With this fast survey we have established that the sacred place, the sacred time and the sacred human being are all united in a most wonderful image on which we should concentrate to develop a peaceful non-violent Muslem understanding. I leave this mission to my brethren, the Muslems, and I call upon them to shoulder this responsibility soon. Such a stance is certain to bring about a change in the image of Islam that was unjustly accused of violence and terrorism.

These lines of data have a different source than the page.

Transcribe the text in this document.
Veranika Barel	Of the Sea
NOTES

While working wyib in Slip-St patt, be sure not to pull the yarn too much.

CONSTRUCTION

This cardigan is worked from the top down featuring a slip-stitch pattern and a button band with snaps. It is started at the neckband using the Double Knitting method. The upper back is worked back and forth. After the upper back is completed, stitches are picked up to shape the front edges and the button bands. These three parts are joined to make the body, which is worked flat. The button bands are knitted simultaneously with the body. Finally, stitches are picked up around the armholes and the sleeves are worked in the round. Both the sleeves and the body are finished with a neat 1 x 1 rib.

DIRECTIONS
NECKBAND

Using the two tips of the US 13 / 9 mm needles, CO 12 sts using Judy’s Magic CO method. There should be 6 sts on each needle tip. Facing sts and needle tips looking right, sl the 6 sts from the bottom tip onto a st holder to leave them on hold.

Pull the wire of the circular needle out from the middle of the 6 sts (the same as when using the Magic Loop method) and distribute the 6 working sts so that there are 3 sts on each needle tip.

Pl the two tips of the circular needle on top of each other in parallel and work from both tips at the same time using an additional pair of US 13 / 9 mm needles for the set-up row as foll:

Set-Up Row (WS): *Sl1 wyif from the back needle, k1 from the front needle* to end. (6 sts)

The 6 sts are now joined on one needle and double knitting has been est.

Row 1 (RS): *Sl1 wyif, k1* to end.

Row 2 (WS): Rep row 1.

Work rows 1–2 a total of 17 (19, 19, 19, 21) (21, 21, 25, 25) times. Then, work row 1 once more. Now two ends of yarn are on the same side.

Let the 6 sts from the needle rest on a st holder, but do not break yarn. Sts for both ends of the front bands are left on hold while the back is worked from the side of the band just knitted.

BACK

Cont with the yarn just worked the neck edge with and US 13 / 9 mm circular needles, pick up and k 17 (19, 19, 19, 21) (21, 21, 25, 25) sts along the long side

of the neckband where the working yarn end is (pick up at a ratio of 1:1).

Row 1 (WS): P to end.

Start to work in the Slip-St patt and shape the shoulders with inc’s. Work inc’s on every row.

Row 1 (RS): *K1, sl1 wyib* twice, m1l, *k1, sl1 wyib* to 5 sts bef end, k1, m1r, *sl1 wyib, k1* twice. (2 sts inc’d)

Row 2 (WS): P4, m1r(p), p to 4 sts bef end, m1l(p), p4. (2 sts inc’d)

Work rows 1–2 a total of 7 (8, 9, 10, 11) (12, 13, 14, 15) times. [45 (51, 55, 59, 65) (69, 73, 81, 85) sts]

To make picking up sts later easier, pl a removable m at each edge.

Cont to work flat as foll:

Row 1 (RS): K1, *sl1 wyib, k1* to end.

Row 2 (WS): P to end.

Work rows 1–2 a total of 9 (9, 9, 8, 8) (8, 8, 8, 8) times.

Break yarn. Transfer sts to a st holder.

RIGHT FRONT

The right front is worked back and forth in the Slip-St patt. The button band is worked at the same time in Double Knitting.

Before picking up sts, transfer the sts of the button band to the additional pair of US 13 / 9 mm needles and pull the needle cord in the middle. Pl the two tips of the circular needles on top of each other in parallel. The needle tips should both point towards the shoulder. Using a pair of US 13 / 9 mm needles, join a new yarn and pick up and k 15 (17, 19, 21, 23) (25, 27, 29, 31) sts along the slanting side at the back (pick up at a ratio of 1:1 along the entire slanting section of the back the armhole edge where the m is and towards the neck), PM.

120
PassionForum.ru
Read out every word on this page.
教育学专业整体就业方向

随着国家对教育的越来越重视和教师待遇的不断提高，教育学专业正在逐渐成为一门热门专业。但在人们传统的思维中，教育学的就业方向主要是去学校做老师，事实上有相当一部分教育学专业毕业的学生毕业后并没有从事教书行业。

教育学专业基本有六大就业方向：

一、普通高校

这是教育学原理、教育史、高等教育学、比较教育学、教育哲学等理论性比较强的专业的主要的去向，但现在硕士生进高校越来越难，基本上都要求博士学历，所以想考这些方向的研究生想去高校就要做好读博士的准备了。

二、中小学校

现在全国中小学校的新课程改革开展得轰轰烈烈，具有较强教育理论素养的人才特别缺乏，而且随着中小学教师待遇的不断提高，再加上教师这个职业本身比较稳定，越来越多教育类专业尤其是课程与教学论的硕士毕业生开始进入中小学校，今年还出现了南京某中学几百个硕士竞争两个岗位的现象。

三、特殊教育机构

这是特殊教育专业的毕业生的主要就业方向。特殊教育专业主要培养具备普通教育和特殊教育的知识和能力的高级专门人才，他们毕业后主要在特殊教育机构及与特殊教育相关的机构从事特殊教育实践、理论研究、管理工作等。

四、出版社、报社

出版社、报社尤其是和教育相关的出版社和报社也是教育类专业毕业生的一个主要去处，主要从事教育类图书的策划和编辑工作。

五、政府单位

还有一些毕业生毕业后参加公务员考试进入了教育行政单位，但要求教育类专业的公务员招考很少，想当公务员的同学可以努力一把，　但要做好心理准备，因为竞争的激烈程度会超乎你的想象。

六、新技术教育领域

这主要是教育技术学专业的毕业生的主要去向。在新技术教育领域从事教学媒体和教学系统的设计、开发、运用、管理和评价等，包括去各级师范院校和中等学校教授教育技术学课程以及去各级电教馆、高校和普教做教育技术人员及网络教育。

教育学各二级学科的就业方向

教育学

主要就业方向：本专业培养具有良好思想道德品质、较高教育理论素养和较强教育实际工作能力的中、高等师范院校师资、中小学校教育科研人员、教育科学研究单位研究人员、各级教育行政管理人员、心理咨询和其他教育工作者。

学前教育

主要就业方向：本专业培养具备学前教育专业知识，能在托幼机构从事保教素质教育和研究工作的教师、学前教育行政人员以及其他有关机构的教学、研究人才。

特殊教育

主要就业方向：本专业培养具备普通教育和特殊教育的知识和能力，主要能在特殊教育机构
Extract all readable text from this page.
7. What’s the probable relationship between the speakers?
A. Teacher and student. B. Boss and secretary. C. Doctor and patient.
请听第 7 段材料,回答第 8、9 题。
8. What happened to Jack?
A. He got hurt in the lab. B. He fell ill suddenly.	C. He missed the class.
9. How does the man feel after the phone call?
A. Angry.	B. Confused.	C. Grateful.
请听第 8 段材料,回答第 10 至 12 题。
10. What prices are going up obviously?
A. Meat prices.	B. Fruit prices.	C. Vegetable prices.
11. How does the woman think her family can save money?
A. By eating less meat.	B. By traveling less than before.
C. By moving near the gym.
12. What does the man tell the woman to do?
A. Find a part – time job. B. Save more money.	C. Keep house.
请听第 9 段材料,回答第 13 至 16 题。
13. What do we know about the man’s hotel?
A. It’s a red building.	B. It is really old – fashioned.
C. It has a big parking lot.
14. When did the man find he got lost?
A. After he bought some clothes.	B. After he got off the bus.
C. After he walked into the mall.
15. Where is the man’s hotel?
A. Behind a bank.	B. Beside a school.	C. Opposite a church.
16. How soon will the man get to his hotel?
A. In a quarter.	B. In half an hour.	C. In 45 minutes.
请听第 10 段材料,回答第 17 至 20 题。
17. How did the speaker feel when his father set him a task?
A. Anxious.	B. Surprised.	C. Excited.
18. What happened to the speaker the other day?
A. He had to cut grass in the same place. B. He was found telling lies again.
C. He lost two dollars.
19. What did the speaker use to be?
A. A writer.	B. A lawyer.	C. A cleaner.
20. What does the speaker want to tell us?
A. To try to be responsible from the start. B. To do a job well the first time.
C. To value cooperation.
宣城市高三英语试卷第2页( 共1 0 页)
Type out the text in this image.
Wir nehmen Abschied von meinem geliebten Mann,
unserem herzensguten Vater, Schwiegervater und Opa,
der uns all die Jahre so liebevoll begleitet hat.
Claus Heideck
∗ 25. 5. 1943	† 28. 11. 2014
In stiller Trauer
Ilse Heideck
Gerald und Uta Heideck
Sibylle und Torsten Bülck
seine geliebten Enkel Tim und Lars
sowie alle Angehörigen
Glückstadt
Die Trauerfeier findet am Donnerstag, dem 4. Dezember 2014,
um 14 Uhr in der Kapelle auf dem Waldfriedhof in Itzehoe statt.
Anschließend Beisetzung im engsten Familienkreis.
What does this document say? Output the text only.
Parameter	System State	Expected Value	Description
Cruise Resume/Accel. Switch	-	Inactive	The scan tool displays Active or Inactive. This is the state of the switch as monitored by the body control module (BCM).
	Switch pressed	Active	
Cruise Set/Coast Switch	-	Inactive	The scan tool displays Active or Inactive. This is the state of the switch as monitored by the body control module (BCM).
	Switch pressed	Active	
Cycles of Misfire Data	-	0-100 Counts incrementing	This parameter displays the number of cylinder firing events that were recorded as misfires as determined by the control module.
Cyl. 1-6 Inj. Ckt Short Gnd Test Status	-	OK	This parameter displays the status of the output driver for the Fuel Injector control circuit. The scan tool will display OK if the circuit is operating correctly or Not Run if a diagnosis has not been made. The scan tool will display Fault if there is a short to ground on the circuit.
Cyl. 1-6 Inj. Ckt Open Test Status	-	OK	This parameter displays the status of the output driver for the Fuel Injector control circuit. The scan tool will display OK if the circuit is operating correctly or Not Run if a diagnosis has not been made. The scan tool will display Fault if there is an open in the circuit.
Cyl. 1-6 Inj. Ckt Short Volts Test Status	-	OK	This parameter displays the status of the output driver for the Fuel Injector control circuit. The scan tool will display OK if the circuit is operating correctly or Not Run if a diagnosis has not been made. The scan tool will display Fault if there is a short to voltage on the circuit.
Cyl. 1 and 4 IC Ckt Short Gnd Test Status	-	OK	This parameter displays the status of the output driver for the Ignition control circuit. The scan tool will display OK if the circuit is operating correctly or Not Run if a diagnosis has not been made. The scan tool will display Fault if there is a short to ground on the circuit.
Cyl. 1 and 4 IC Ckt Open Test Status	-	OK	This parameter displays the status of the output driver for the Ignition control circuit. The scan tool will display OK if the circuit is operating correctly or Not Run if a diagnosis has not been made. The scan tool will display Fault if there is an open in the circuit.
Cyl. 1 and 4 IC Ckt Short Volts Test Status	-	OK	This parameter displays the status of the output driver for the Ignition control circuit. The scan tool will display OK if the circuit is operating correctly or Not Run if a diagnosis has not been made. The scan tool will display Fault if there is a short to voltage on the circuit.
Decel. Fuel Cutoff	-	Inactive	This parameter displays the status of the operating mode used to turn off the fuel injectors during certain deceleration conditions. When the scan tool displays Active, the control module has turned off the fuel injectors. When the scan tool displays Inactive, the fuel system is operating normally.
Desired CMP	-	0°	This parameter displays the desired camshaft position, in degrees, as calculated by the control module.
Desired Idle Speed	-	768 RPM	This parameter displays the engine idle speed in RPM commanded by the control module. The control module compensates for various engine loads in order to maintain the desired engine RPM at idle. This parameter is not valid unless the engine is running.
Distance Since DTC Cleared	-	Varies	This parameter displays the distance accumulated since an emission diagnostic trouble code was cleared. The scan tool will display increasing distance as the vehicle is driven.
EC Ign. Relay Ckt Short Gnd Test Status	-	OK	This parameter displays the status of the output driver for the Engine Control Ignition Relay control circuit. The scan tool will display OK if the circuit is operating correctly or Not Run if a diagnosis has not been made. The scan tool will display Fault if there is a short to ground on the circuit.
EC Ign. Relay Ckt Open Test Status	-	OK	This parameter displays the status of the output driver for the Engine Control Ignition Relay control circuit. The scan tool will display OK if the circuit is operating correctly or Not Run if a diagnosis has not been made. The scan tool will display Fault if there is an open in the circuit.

I will now get back to the issue of refuge at the Church of Nativity to seek protection. Our stance is now clear and evident: as the Church is a home of worship and is the house of God, and because the Church of Nativity itself is one of the most sacred holy places of Christianity in the Holy Land, having been built over the Grotto where Jesus Christ, the Prince of Peace, was born, then anyone seeking refuge in there would enjoy security and peace, provided it is based on the following principle: it being a holy place, there should be absolutely no shooting coming from it and there should be absolutely no firing towards it. Thus, it enjoys the prohibition that we have discussed above because it is a sacred place. We consider, as well, each person who takes refuge in it as a sacred person and his life is preserved throughout the time he takes shelter in it, so long as he does not commit a crime liable for punishment. Even if he did commit a crime, he has the right for a honourable and equitable trial, if necessary. They would have had to face this danger, had they not taken refuge in there. Their lives would have been put to danger without distinction.

I call for the adoption of the sacred place principle and applying over all the land because it is, in its entirety, the land of God; and the adoption of the sacred time principle and applying it because God is the Lord of history and time; and the adoption of the sacred human being principle and applying it to all humans because they are created in the image of God and his likeness.